Respond and stop. You’re the top of the pipeline. Global error handler, outermost middleware, the last line of defence. Convert the exception into a user-facing response. Never expose stack traces, connection strings or SQL to users. If most of your exceptions reach here, your handling everywhere else is too shallow.

Compensate and rethrow. You charged a payment, then the next step failed. Refund the payment, then let the exception propagate. The caller still needs to know the operation failed. And your compensation logic needs to be resilient on its own; if the refund fails, you need a dead letter queue or a manual review flag, not another catch block.
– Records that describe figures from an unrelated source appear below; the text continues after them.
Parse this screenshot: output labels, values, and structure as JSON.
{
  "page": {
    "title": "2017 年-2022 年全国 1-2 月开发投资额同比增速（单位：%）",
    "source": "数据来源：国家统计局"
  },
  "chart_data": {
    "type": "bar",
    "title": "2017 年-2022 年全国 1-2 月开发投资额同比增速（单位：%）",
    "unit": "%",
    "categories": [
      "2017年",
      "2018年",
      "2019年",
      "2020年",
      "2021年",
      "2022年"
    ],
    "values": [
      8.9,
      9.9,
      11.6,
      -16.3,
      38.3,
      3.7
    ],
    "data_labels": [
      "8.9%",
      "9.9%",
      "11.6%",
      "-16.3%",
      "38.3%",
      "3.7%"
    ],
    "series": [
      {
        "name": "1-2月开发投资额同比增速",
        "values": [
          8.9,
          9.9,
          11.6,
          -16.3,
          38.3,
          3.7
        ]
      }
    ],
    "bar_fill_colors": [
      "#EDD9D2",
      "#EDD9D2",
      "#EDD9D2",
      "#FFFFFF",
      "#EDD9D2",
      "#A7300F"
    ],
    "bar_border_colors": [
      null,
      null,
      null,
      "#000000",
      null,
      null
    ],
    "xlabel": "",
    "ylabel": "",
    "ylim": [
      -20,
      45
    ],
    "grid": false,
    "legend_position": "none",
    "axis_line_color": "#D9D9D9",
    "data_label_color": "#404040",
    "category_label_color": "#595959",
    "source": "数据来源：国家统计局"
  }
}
That’s it. Five patterns. If your catch block doesn’t map to one of these (or a deliberate combination), question whether it should exist.


The Redundant Logging Trap

This happens in layers:

// Repository layer
catch (SqlException ex) {
    logger.LogError(ex, "Query failed");          // Log #1
    throw new DataException("Query failed", ex);
}

// Service layer
catch (DataException ex) {
    logger.LogError(ex, "Data operation failed");  // Log #2
    throw;
}

// Controller layer
catch (Exception ex) {
    logger.LogError(ex, "Request failed");         // Log #3
    return StatusCode(500);
}

One failure produces three log entries with slightly different wording, none contributing information the others don’t already have.

The fix: log where you handle the exception, or at one dedicated observation point. Translate without logging at boundaries. If multiple points need to log the same exception, each should contribute context that’s actually different (a correlation ID, a queue message ID, a user session). Not a rephrased version of the same message.


Infrastructure vs. Domain

These are different failure categories and mixing them in a single exception hierarchy creates awkward types.

Infrastructure exceptions are about mechanism. The network failed. The database timed out. The file was locked. Some of these are transient (retry might help). Some aren’t. The IsTransient property makes sense here.

Domain exceptions are about meaning. Insufficient funds. Invalid state transition. Business rule violation. These are never transient in the infrastructure sense; the input is wrong until someone changes it. But they’re often user-facing, so they carry a message safe for display.

Merging these into one base type gives you properties that apply unevenly. IsTransient on a domain exception is conceptually wrong. UserMessage on a low-level infrastructure exception is meaningless. Separate hierarchies, shared interface where needed (IUserFacingException for cases where both need a user message).


When Exceptions Are Wrong

Validation failures aren’t exceptional. A user submitting bad input is one of the three things your application definitely does. Return a result with errors.

“Not found” as a query result: if you’re checking whether something exists, null or an option type is clearer. If you’re fetching something that should be there and it isn’t, that’s an exception.

Using exceptions for control flow is the worst version. The try-get-catch-create pattern reads like a branching statement wearing a disguise. It’s slower (especially in environments with execution limits like Salesforce Apex, where the CPU cost is a governor limit concern). But the bigger problem is readability. catch means “something went wrong.” If nothing went wrong, don’t use catch.


The Checklist

When writing a catch block:

  1. What specific exception am I catching? If “all of them,” stop.
  2. Which of the five patterns is this? If none, the catch block probably shouldn’t exist.
  3. Am I the right layer? If you lack context to make a recovery decision, translate and rethrow.
  4. Is this log entry new information? If another layer already logs this with equivalent context, remove yours.
  5. Am I preserving the original exception? Inner exception. Always.

The instinct to catch everything comes from a good place. You don’t want your application to crash. But an application that silently fails is worse than one that crashes loudly. The crash gets fixed in an hour. The silent failure gets found in a month, if you’re lucky.

Throw where you understand the failure. Catch where you understand the context.